The presence of non-proteinogeneic amino acids (Orn, ornithine) in the peptide sequence suggested that paenibacterin is synthesized by nonribosomal synthetases. In order to determine the genes for paenibacterin biosynthesis, we sequenced the whole genome of the producer strain using the next-generation sequencing technology. The gene cluster was identified within 52-kb region, encoding three non-ribosomal peptide synthetases (PbtA, PbtB and PbtC) and two ABC-transporters (PbtD and PbtE). As deduced from the sequence data, each PbtA and PbtB enzyme consists of five modules, whereas PbtC is composed of three modules. Each of the 13 modules assembles one amino acid into the paenibacterin peptide. Sequence analysis revealed that Orn1, Orn4, Lys7 and Ser8 in paenibacterin may have D-configuration. The absolute configuration of two ornithine residues was confirmed by chirality analysis using Marfey's reagents.
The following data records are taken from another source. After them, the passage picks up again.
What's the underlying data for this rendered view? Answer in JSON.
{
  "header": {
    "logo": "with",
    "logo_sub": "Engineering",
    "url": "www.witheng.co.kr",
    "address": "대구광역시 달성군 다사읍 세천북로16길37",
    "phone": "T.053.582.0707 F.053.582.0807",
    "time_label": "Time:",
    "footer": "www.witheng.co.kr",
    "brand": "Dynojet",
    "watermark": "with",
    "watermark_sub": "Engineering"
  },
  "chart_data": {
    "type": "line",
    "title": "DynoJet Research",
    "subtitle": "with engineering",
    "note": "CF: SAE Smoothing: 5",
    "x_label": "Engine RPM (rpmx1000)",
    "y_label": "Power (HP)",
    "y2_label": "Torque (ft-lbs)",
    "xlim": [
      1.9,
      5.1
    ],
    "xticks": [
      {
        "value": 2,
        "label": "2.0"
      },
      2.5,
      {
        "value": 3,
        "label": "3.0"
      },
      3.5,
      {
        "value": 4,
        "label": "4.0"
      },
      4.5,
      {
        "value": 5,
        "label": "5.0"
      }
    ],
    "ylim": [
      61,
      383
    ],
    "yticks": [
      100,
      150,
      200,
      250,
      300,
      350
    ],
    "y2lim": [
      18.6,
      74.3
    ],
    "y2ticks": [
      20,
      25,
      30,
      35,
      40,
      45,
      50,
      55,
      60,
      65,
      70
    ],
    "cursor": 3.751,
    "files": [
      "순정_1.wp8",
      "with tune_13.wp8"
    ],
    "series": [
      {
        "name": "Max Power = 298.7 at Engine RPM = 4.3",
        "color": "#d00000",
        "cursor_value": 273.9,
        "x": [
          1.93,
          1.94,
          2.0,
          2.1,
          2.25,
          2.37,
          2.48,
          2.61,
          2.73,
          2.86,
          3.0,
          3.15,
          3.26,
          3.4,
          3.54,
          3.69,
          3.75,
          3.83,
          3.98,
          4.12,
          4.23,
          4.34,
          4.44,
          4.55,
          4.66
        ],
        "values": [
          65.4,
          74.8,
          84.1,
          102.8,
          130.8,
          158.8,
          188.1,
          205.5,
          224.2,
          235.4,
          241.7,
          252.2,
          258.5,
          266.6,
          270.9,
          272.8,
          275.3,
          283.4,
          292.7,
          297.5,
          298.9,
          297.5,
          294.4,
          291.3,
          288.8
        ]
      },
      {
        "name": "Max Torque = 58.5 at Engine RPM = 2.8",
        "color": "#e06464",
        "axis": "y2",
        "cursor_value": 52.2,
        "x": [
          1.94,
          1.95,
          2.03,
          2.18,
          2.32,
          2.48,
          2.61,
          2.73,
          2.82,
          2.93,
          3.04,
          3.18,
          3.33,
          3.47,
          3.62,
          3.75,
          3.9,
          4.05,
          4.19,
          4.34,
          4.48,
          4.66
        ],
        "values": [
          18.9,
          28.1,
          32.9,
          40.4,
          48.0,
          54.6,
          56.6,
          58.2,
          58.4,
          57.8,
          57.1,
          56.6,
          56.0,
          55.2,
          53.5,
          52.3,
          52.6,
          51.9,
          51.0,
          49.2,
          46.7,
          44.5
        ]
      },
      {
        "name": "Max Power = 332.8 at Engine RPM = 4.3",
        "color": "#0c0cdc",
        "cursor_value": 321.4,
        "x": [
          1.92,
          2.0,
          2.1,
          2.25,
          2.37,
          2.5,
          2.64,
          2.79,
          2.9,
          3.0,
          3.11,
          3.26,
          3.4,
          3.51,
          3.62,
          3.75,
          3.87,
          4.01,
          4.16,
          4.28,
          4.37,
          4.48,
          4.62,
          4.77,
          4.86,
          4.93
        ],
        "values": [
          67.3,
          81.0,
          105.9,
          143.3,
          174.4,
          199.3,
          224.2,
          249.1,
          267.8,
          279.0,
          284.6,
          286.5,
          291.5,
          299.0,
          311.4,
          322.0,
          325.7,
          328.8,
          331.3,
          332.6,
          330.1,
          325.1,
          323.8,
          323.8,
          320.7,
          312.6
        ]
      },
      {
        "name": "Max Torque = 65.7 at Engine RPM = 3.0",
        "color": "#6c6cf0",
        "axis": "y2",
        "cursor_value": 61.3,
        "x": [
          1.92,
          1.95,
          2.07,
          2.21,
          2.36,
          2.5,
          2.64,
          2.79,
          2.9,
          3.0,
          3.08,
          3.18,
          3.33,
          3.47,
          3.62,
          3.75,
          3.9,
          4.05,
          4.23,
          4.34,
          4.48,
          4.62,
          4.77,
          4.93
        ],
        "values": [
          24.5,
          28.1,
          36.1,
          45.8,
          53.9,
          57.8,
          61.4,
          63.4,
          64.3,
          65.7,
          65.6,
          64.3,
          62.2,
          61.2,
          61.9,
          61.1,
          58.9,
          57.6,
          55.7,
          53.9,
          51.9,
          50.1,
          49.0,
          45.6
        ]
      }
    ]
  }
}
In addition, the substrate specificities of selected adenylation domains were confirmed by overexpression in Escherichia coli and in vitro protein function analyses.
The lantibiotic, paenibacillin, was discovered by our group and its chemical structure has been elucidated in 2007-2008. In the current study, we investigated the mechanism of action and biosynthesis of this lantibiotic. Paenibacillin depolarized cell membrane and triggered potassium ions efflux, leading to cell death. The gene cluster of paenibacillin in Paenibacillus polymyxa OSY-DF was identified using a PCR-based method combined with whole genome sequencing. The paenibacillin gene cluster (11.7 kb) consisted of 11 open reading frames (ORFs) encoding proteins for production, modification, regulation, immunity and transportation of the lantibiotic. Disruption of the lantibiotic dehydratase (PaenB) by targeted mutagenesis completely eliminated the production of paenibacillin.
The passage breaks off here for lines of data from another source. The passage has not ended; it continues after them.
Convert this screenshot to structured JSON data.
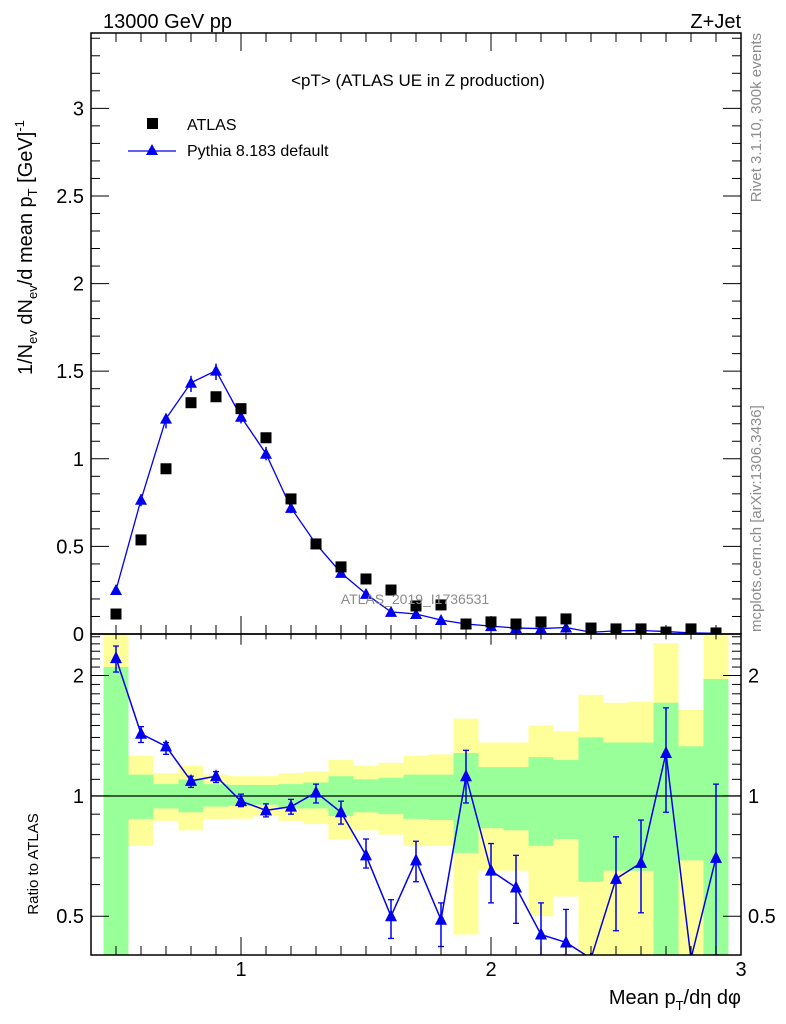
{
  "header": {
    "left": "13000 GeV pp",
    "right": "Z+Jet"
  },
  "side": {
    "rivet": "Rivet 3.1.10,  300k events",
    "mcplots": "mcplots.cern.ch [arXiv:1306.3436]"
  },
  "watermark": "ATLAS_2019_I1736531",
  "chart_data": {
    "type": "scatter",
    "title": "<pT> (ATLAS UE in Z production)",
    "ylabel_parts": [
      "1/N",
      "ev",
      " dN",
      "ev",
      "/d mean p",
      "T",
      " [GeV]",
      "-1"
    ],
    "xlabel_parts": [
      "Mean p",
      "T",
      "/dη dφ"
    ],
    "ratio_ylabel": "Ratio to ATLAS",
    "xlim": [
      0.4,
      3.0
    ],
    "ylim": [
      0,
      3.43
    ],
    "ratio_ylim": [
      0.4,
      2.54
    ],
    "ratio_scale": "log",
    "x_ticks": [
      "1",
      "2",
      "3"
    ],
    "y_ticks": [
      "0",
      "0.5",
      "1",
      "1.5",
      "2",
      "2.5",
      "3"
    ],
    "ratio_ticks": [
      "0.5",
      "1",
      "2"
    ],
    "legend": {
      "placement": "top-left",
      "entries": [
        "ATLAS",
        "Pythia 8.183 default"
      ]
    },
    "colors": {
      "data": "#000000",
      "mc": "#0000ee",
      "band_total": "#ffff99",
      "band_stat": "#99ff99"
    },
    "x": [
      0.5,
      0.6,
      0.7,
      0.8,
      0.9,
      1.0,
      1.1,
      1.2,
      1.3,
      1.4,
      1.5,
      1.6,
      1.7,
      1.8,
      1.9,
      2.0,
      2.1,
      2.2,
      2.3,
      2.4,
      2.5,
      2.6,
      2.7,
      2.8,
      2.9
    ],
    "bin_width": 0.1,
    "series": [
      {
        "name": "ATLAS",
        "values": [
          0.114,
          0.537,
          0.943,
          1.32,
          1.354,
          1.286,
          1.12,
          0.771,
          0.514,
          0.383,
          0.314,
          0.251,
          0.16,
          0.166,
          0.057,
          0.069,
          0.057,
          0.069,
          0.086,
          0.034,
          0.029,
          0.029,
          0.011,
          0.029,
          0.006
        ]
      },
      {
        "name": "Pythia 8.183 default",
        "values": [
          0.251,
          0.766,
          1.229,
          1.434,
          1.503,
          1.24,
          1.029,
          0.72,
          0.514,
          0.349,
          0.229,
          0.126,
          0.114,
          0.08,
          0.057,
          0.045,
          0.034,
          0.031,
          0.037,
          0.01,
          0.018,
          0.02,
          0.014,
          0.006,
          0.004
        ]
      }
    ],
    "ratio": {
      "values": [
        2.21,
        1.43,
        1.33,
        1.09,
        1.12,
        0.97,
        0.92,
        0.94,
        1.02,
        0.91,
        0.71,
        0.5,
        0.69,
        0.49,
        1.12,
        0.65,
        0.59,
        0.45,
        0.43,
        0.3,
        0.62,
        0.68,
        1.28,
        0.2,
        0.7
      ],
      "err_hi": [
        2.37,
        1.49,
        1.36,
        1.12,
        1.15,
        1.01,
        0.955,
        0.98,
        1.07,
        0.97,
        0.78,
        0.55,
        0.77,
        0.54,
        1.3,
        0.76,
        0.71,
        0.54,
        0.52,
        null,
        0.79,
        0.87,
        1.66,
        null,
        1.07
      ],
      "err_lo": [
        2.04,
        1.36,
        1.27,
        1.05,
        1.08,
        0.94,
        0.886,
        0.9,
        0.96,
        0.85,
        0.66,
        0.44,
        0.61,
        0.42,
        0.96,
        0.54,
        0.48,
        0.4,
        0.4,
        null,
        0.46,
        0.51,
        0.91,
        null,
        0.4
      ],
      "band_total_hi": [
        2.6,
        1.26,
        1.14,
        1.19,
        1.13,
        1.12,
        1.12,
        1.14,
        1.15,
        1.23,
        1.19,
        1.21,
        1.26,
        1.27,
        1.56,
        1.36,
        1.36,
        1.5,
        1.45,
        1.79,
        1.71,
        1.72,
        2.41,
        1.64,
        2.6
      ],
      "band_total_lo": [
        0.4,
        0.75,
        0.866,
        0.82,
        0.876,
        0.877,
        0.89,
        0.866,
        0.85,
        0.78,
        0.82,
        0.8,
        0.75,
        0.75,
        0.45,
        0.65,
        0.65,
        0.5,
        0.56,
        0.3,
        0.3,
        0.3,
        0.3,
        0.3,
        0.3
      ],
      "band_stat_hi": [
        2.1,
        1.13,
        1.07,
        1.1,
        1.07,
        1.065,
        1.065,
        1.07,
        1.08,
        1.12,
        1.1,
        1.11,
        1.13,
        1.13,
        1.28,
        1.18,
        1.18,
        1.25,
        1.23,
        1.4,
        1.36,
        1.36,
        1.71,
        1.33,
        1.96
      ],
      "band_stat_lo": [
        0.4,
        0.876,
        0.93,
        0.91,
        0.94,
        0.945,
        0.95,
        0.93,
        0.93,
        0.89,
        0.91,
        0.9,
        0.876,
        0.87,
        0.72,
        0.83,
        0.82,
        0.75,
        0.78,
        0.61,
        0.65,
        0.65,
        0.3,
        0.69,
        0.3
      ]
    }
  }
}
Additionally, we tested the efficacy of paenibacillin against Listeria in meat products. The crude extract of paenibacillin inhibited or delayed the growth of Listeria monocytogenes in sausage and irradiated ground beef products.
Enterocin RM6 is produced by Enterococcus faecalis isolated from raw milk. In this study, we purified enterocin RM6 by HPLC and identified its chemical structure by mass spectrometry. This compound is a 70-residue cyclic peptide with a head-to-tail linkage between the N-terminal methionine and C-termianl tryptophan. The peptide sequence was further confirmed by sequencing the structural gene of the peptide. Enterocin RM6 (final concentration, 80 AU/ml) caused a rapid 4-log reduction of L. monocytogenes in cottage cheese within 30 min, and no viable cells were detected after 26 hrs of treatment. Therefore, enterocin RM6 is potentially useful in inhibiting L. monocytogenes in foods.